The occult empowers her and emasculates them into pawns they like to think women are. She feeds off their willingness to turn their head and catch a glimpse, her eyes mesmerizing each like tractor beams until they begin running their plays without knowing that’s exactly what she hopes will happen. It’s a fun twist on the witch trope that so often paints practitioners of the dark arts as monsters out for blood. Elaine is definitely a predator, but she seeks love rather than death. The fact that most men she encounters die isn’t her fault. They simply cannot handle the feelings necessary to keep her in their arms. Love cripples them, it’s illuminating force manifesting onscreen as lens flares and refracted rainbows hypnotizing them to Elaine’s every whim.
Witchcraft may be feared by some—usually victims of her beauty like Laura Waddell‘s Trish or men she ignores like Kyle Derek‘s Lyle—but it’s ultimately held as religion and therefore accepted sight-unseen. You can’t arrest someone for having a bottle of urine, used tampons, and whatever else whether it works or not. Witches are still people. They must break the law to be taken in cuffs. Whether or not Elaine has becomes the central question her fated lover (Gian Keys‘ Griff) must ask. It’s one we should all ask of the lecherous men running rampant in society whether admitted sex offenders who win the presidency or government officials passing laws so that a rapist has a say on whether the result of his crime lives or dies.
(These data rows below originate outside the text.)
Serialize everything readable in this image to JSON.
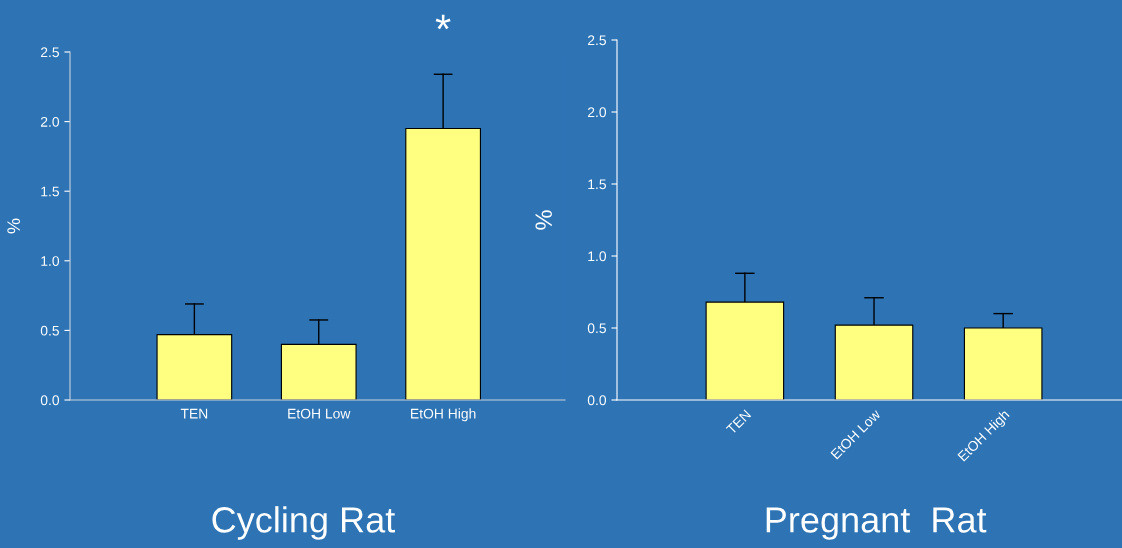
{
  "chart_data": [
    {
      "type": "bar",
      "title": "Cycling Rat",
      "ylabel": "%",
      "categories": [
        "TEN",
        "EtOH Low",
        "EtOH High"
      ],
      "values": [
        0.47,
        0.4,
        1.95
      ],
      "errors": [
        [
          0.47,
          0.69
        ],
        [
          0.4,
          0.575
        ],
        [
          1.95,
          2.34
        ]
      ],
      "color": "#ffff80",
      "ylim": [
        0,
        2.5
      ],
      "yticks": [
        {
          "value": 0,
          "label": "0.0"
        },
        0.5,
        {
          "value": 1,
          "label": "1.0"
        },
        1.5,
        {
          "value": 2,
          "label": "2.0"
        },
        2.5
      ],
      "annotations": [
        "*"
      ],
      "grid": false
    },
    {
      "type": "bar",
      "title": "Pregnant  Rat",
      "ylabel": "%",
      "categories": [
        "TEN",
        "EtOH Low",
        "EtOH High"
      ],
      "values": [
        0.68,
        0.52,
        0.5
      ],
      "errors": [
        [
          0.68,
          0.88
        ],
        [
          0.52,
          0.71
        ],
        [
          0.5,
          0.6
        ]
      ],
      "color": "#ffff80",
      "ylim": [
        0,
        2.5
      ],
      "yticks": [
        {
          "value": 0,
          "label": "0.0"
        },
        0.5,
        {
          "value": 1,
          "label": "1.0"
        },
        1.5,
        {
          "value": 2,
          "label": "2.0"
        },
        2.5
      ],
      "grid": false
    }
  ]
}
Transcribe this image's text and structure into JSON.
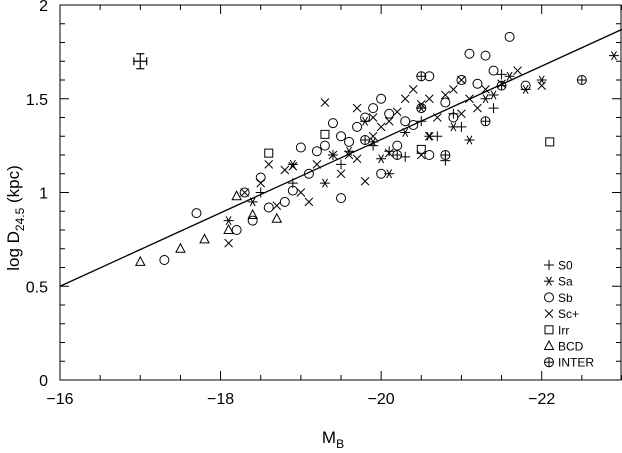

The art direction is impeccable in its anachronisms of gorgeously conceived costumes and make-up befitting of the 60s Technicolor thriller Biller looks to homage and yet existing within a contemporary time. The acting is extremely mannered, each performer intentionally acknowledging that they’re not real. This style heightens their reactions and lets Biller stylize every detail to its breaking point with a colorful, smoky chemistry lab, ornately garish satanic accouterment, and many over-sensualized sex scenes showing Elaine in control. But while it does lend an off-kilter entertainment to the whole, I can’t deny that it also helps drag everything out. I found myself overwhelmed a few times, my eyes drifting from repetition until they could be drawn back in with something new and exciting. I felt its two hours.
But that’s a small price to pay to experience something so unique in its familiarity—to see Biller masterfully overturn conventions and provide a glimpse into the real world from a perspective our culture takes pains to avoid. Robinson is stunning, perfectly cast to attract these men and believably force them to become her property. Waddell is a nice foil as the “conventional” housewife and Jeffrey Vincent Parise and Robert Seeley memorably embody Elaine’s marks. Side characters like Jared Sanford‘s Gahan and Jennifer Ingrum‘s Barbara are fun if not effectively integrated and Randy Evans as Griff’s detective partner really goes for broke where the trashy melodrama is concerned. They’re all players within Elaine’s fantasy, each bent to her urges. Never again will she be made the fool.